Friday, June 7, 2019

Melatonin/Is it useful/ Is it safe?

Melatonin is a hormone that occurs naturally in the body. It is produced in an area of the brain known as the pineal gland. Melatonin is released and helps control the body's circadian rhythm. It is not a sedative, but works in combination with light to get the body drowsy when it is time for sleeping. It is not habit forming. It is interesting to note that melatonin production tends to decline with age.

Some studies suggest that melatonin may help adults and children fall asleep faster and improve the quality of sleep. It is best to give it about 30-60 minutes before bedtime. There are no known ill effects but there is little research into the safety of long-term melatonin use in children. Ongoing studies are taking place to see if it is useful for treatment of migraines. The neurologists don’t seem to have concerns about safety, but until study results are available, many people are reluctant to give it an official recommendation as a routine sleep aid.

Melatonin is becoming more widely available with various pediatric friendly options. This makes melatonin easier to access but unfortunately there are no clear dosage or safety guidelines in place. For routine sleep I would start my focus on some common sense tips

Have a regular bedtime routine. Do some soothing activities, make the room progressively darker and darker. Don’t include any electronic devices as part of the bedtime ritual. The blue lights that are emitted are disruptive and should be avoided for at least an hour before bedtime.

Going to bed and waking up at the same time can get the body into a healthy rhythm. You may hear this referred to as 'sleep hygiene'.

Keep the bedroom cool. According to the National Sleep Foundation the ideal bedroom temperature is actually between 60 and 67 Fahrenheit. You can bump that up a bit for infants and toddlers to 65-70, but cooler rooms are better for sleeping.
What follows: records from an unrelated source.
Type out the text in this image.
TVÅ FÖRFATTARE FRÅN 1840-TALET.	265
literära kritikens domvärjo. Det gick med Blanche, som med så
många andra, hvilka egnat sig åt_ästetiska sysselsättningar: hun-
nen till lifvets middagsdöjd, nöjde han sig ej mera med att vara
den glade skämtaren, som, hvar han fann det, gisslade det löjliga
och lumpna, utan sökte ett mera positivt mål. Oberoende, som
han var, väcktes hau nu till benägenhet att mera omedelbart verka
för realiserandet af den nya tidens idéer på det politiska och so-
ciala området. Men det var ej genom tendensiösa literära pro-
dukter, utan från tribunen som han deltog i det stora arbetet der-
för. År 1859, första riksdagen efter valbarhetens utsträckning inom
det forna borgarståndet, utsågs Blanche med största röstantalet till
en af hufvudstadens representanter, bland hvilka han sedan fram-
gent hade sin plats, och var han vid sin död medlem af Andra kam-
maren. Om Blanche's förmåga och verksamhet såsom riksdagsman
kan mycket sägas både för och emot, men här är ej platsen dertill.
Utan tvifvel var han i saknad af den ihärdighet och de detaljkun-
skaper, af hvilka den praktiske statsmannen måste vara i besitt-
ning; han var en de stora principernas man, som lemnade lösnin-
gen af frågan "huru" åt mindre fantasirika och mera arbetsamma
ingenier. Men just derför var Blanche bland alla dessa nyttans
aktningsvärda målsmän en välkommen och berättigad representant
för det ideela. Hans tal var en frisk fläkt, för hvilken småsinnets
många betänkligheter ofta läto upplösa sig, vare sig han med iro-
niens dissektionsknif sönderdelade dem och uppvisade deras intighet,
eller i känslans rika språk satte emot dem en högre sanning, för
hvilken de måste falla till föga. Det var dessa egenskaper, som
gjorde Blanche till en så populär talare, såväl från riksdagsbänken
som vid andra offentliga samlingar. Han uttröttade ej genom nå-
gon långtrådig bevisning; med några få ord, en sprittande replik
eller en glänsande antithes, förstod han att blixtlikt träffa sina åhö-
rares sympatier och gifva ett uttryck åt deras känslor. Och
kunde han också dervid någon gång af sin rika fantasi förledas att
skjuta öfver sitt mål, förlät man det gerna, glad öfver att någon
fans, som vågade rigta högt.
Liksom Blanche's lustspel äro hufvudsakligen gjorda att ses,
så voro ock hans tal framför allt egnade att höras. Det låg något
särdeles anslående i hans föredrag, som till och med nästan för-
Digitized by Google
If you have low iron or vitamin D levels, that can impact sleep, so if you are having insomnia, that is another factor to check out. A couple of nights of melatonin to help get into a good habit is probably quite safe. I would just avoid having it become a habit.

Not a day goes by these days without getting a call or email asking if melatonin is a viable option. Most of the families calling about it are planning travel and have seen it mentioned out there in parent chat rooms.  All of the package directions have that ‘hot potato’ phrase “Please check with your doctor.” The problem is that many doctors have different opinions and those are generally based on gut instinct. Studies are ongoing, but we simply don’t have solid data.
In our office, Dr. Schwanke feels that a few doses are likely safe but not uniformly effective. Dr. Hurd agrees with him that she isn’t sure that it is the magic wand that parents are hoping for.
Dr Anne would skip the melatonin and try the natural calm gummies, which are simply magnesium. These help get you a good night sleep (as well as a great poop): I am a big fan of these as well.


Dr. Kaplan, over at Town and Country Pediatrics, says that it is fine for her patients who want to use it to get over a few days of jet lag. If there are longer term sleep issues, it is worth seeing the doctor or being referred to a specialist.

Nurse Judy’s two cents:

The best approach to beating jet lag is to focus on hydration, and get as much light as possible when you land. If you are arriving someplace after 2 pm, try hard to stay awake and then crash early. If you are getting in earlier than that, a short nap might be necessary.
I tend to agree with Dr Kaplan here and wouldn't worry too much about using the melatonin for a night or so. According to many of my patients who have tried it, giving a dose of melatonin before the new bedtime does seem to be helpful. I would not suggest it for kids under 3 years old or for breastfeeding moms. For kids 3-5, start with 1 mg 30 minutes before bedtime. Ages 6-12 can take 2 mg and over 12 can take 3 mg

Melatonin might interact with some medications, so for you grown ups out there I am going to pass the hot potato and have you check with your adult physician. Medications that you need to pay attention to include some contraceptives, blood pressure medications, diabetes medications and most sedatives.

Thank you to the wonderful Dr Rothman, my 'go to' pediatric dentist, for sharing this additional tidbit.
In the anesthesia literature it has been shown that giving melatonin does not increase depth of sedation during a procedure and therefore may be helpful in getting a good night's sleep prior to dental work, thereby decreasing anxiety.
Keep this in mind and chat with your dentist if you have a procedure coming up.